Consider the following code.

RegionPlot[Print[{x, y}], {x, -2, 2}, {y, -2, 2}, PlotPoints -> 2]

{-1.996,-1.996}
{RegionPrivateRegionVar[1],RegionPrivateRegionVar[2]}
{-2.,-2.}
{2.,-2.}
{-2.,2.}
{2.,2.}


My question is: what is RegionPlot doing to create the first two lines of output? I do not understand why the first sample point is {-1.996, -1.996} and why the second sample point is {RegionPrivateRegionVar[1],RegionPrivateRegionVar[2]}.

I am running this in Mathematica 9. I do not recall this happening in an earlier version.

Edit: I changed the code above to give a better minimal working example. I leave below the code I first gave along with its truncated output.

myFunc[pt_] := Module[ {bool},
bool = Sin[ pt[[1]] ] > 0;
Print[pt, bool];
If[ bool, Return[True], Return[False] ];
];

RegionPlot[myFunc[ {x, y} ], {x, -2, 2}, {y, -2, 2}, PlotPoints -> 2]

{-1.996,-1.996}False

{RegionPrivateRegionVar[1],RegionPrivateRegionVar[2]}Sin[RegionPrivateRegionVar[1]]>0

{-2.,-2.}False

{2.,-2.}True

• I can confirm that this doesn't happen in version 8.0.4.0 but in version 9.0.0.0 - no idea what changed...
– Jens
Feb 8, 2013 at 3:10
• As a clue this resembles the behavior of regular Plot[] which first evaluates the function with a numeric argument, then a symbolic arg, followed by the remaining numeric values.

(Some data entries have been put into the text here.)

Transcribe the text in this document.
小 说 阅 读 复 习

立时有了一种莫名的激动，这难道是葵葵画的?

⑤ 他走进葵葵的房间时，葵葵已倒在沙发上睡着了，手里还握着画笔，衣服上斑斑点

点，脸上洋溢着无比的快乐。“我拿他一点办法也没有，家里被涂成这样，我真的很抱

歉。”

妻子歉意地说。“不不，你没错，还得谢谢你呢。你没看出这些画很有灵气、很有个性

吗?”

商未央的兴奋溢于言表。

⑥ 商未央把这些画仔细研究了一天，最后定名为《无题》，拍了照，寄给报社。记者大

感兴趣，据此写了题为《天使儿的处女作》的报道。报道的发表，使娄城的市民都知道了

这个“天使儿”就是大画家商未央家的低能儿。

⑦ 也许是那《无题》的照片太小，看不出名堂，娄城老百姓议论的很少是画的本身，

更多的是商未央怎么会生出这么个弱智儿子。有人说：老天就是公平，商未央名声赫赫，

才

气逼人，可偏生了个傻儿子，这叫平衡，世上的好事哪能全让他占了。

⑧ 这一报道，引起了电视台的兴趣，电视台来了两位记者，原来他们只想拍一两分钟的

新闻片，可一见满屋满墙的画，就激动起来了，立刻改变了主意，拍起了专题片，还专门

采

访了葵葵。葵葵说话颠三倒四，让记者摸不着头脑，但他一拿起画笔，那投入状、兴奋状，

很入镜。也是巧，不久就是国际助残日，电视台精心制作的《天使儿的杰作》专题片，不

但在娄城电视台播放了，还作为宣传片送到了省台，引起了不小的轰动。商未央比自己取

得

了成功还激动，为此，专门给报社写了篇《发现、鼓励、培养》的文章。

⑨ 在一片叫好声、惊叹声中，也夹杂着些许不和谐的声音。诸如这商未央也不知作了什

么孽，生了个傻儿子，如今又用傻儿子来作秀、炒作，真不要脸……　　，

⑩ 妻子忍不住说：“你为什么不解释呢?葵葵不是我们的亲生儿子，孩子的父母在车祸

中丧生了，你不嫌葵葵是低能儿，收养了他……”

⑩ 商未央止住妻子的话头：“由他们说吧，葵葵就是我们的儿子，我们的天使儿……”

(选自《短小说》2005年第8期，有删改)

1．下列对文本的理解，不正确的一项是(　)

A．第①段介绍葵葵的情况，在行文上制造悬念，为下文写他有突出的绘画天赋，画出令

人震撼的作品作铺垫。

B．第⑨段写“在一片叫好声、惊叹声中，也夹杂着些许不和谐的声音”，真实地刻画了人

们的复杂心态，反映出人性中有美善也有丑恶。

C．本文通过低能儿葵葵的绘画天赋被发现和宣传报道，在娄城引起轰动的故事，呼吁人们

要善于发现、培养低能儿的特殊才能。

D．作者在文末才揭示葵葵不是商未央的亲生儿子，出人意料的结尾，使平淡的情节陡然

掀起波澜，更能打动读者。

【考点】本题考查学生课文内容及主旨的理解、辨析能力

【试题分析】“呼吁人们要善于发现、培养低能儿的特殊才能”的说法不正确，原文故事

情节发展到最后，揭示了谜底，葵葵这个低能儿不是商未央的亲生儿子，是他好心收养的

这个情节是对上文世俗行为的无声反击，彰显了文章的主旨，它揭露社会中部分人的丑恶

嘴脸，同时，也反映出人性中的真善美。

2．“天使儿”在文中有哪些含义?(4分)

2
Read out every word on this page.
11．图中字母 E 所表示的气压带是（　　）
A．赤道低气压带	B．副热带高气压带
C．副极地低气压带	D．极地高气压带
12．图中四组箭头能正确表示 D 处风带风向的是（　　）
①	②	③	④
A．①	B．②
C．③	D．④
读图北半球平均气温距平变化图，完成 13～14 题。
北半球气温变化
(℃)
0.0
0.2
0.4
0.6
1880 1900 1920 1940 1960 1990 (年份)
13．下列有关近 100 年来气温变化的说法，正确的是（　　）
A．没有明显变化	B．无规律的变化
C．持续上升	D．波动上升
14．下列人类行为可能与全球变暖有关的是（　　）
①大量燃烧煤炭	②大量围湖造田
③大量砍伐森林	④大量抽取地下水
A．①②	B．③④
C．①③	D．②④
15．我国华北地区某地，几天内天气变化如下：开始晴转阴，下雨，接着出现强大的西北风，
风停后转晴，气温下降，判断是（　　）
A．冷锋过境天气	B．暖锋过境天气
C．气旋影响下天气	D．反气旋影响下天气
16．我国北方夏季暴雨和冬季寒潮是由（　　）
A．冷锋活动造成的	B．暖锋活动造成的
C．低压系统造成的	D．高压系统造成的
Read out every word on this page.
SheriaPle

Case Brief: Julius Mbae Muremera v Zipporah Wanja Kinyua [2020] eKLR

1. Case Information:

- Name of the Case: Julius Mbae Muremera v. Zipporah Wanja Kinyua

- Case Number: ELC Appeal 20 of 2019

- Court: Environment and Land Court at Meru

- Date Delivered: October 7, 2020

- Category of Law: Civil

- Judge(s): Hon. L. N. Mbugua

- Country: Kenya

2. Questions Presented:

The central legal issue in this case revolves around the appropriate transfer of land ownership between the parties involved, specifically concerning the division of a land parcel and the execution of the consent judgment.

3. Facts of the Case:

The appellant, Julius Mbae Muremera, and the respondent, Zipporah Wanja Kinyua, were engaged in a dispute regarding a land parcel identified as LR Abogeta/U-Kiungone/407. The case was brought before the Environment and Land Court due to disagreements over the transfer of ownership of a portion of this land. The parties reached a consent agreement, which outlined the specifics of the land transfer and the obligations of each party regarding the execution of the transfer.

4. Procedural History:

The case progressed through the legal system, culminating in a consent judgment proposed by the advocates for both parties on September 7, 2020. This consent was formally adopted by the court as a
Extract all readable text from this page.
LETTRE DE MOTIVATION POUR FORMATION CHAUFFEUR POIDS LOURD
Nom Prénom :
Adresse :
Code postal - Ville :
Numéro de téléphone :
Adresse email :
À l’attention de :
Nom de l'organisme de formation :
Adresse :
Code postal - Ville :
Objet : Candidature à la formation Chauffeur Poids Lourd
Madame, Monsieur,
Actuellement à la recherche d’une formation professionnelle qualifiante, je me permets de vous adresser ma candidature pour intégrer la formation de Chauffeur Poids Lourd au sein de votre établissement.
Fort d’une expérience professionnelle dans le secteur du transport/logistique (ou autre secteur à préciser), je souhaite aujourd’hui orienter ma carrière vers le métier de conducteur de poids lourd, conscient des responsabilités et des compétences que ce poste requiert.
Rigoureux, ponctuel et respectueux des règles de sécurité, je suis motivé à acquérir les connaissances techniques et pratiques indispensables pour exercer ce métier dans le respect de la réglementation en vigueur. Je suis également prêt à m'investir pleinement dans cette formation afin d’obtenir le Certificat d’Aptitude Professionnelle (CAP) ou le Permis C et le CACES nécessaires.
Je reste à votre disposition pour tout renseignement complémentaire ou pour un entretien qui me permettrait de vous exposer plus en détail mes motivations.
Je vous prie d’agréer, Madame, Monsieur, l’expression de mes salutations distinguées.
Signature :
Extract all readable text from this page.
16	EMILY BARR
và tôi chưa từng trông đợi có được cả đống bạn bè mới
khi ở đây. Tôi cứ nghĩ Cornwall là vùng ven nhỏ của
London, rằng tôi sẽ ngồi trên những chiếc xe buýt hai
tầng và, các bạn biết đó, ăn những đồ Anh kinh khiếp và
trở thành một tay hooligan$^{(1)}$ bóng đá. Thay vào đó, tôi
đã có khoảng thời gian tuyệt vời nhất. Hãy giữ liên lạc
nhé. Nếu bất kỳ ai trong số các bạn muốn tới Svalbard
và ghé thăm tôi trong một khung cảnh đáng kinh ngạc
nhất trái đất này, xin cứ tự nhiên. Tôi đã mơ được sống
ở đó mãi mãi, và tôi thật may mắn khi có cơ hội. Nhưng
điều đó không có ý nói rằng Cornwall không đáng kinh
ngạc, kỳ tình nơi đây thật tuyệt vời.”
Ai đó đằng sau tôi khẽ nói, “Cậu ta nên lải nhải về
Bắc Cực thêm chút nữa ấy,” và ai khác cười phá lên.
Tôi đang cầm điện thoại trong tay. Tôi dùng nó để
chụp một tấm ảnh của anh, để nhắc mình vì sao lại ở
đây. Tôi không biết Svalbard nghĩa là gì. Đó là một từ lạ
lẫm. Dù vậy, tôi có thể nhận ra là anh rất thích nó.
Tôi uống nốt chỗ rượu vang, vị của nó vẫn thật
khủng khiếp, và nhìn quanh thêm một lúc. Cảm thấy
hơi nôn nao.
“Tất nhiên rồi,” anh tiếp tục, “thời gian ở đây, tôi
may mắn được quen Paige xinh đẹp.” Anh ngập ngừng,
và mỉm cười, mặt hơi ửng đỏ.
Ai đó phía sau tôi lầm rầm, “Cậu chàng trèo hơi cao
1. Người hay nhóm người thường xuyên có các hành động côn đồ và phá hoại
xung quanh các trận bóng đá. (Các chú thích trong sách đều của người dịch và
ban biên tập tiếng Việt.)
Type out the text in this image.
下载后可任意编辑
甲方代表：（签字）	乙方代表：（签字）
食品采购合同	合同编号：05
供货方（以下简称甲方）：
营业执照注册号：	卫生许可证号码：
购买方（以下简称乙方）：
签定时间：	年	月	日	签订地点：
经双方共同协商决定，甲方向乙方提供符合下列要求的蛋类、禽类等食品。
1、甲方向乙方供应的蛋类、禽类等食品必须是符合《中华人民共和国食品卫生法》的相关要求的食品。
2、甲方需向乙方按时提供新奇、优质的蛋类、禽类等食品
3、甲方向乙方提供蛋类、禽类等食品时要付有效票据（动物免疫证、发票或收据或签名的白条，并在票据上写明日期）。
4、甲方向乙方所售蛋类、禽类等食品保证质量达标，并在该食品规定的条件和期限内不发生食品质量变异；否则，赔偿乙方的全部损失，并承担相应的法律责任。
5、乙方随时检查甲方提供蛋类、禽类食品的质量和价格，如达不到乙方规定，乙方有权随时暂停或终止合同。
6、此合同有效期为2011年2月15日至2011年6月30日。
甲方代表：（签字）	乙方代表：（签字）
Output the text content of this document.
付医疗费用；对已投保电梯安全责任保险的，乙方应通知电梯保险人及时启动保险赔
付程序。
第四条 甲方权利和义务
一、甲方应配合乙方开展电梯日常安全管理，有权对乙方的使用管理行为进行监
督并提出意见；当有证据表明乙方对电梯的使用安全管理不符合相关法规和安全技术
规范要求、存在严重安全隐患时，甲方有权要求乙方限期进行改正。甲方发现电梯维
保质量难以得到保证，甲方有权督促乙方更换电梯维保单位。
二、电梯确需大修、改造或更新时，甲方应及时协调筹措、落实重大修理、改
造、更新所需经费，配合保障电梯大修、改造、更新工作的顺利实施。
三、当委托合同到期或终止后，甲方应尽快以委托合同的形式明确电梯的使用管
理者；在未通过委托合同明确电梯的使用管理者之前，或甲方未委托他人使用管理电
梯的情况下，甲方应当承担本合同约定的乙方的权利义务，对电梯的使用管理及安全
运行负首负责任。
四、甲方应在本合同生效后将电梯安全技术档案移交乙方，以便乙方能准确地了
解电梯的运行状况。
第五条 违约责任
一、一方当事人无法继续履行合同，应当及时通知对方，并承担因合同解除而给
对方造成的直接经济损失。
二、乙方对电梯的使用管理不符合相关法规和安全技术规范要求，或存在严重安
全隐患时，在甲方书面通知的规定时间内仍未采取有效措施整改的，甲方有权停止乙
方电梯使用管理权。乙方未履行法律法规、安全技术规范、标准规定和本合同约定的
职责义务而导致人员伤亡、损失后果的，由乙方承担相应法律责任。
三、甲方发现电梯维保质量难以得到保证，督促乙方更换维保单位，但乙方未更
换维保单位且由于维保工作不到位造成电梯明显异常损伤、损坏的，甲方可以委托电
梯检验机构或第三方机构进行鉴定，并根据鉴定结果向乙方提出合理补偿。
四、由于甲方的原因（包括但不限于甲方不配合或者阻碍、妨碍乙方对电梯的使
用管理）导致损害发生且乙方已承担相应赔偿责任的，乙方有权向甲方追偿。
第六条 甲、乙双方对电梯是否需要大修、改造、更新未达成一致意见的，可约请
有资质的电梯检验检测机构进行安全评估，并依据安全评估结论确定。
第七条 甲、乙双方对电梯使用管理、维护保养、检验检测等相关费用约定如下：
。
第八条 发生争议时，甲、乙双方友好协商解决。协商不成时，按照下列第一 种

Feb 8, 2013 at 23:23

According to a representative at Wolfram Research

This behavior doesn't appear to be documented, but also doesn't appear to be a bug of any kind. I apologize, we have no information about this aspect of the internal workings of RegionPlot.

This still happens in Mathematica 10.4, and RegionPlot can fail to produce a plot, with the message Throw::nocatch: "Uncaught Throw[\$Failed] returned to top level.".

As a temporary fix one can use NumericQ to evaluate the predicate function only when RegionPlot sends genuine numeric data:

myFunc[pt_] := Module[{bool},
If[! NumericQ[pt[[1]]], Return[False]];    <-----
bool = Sin[pt[[1]]] > 0;
Print[pt,bool];
If[bool, Return[True], Return[False]];
];


This is not ideal, as the evaluation result can be incorrect in one point (corresponding to the second call of the predicate function by RegionPlot) but at least RegionPlot will output a graph and it worked for me.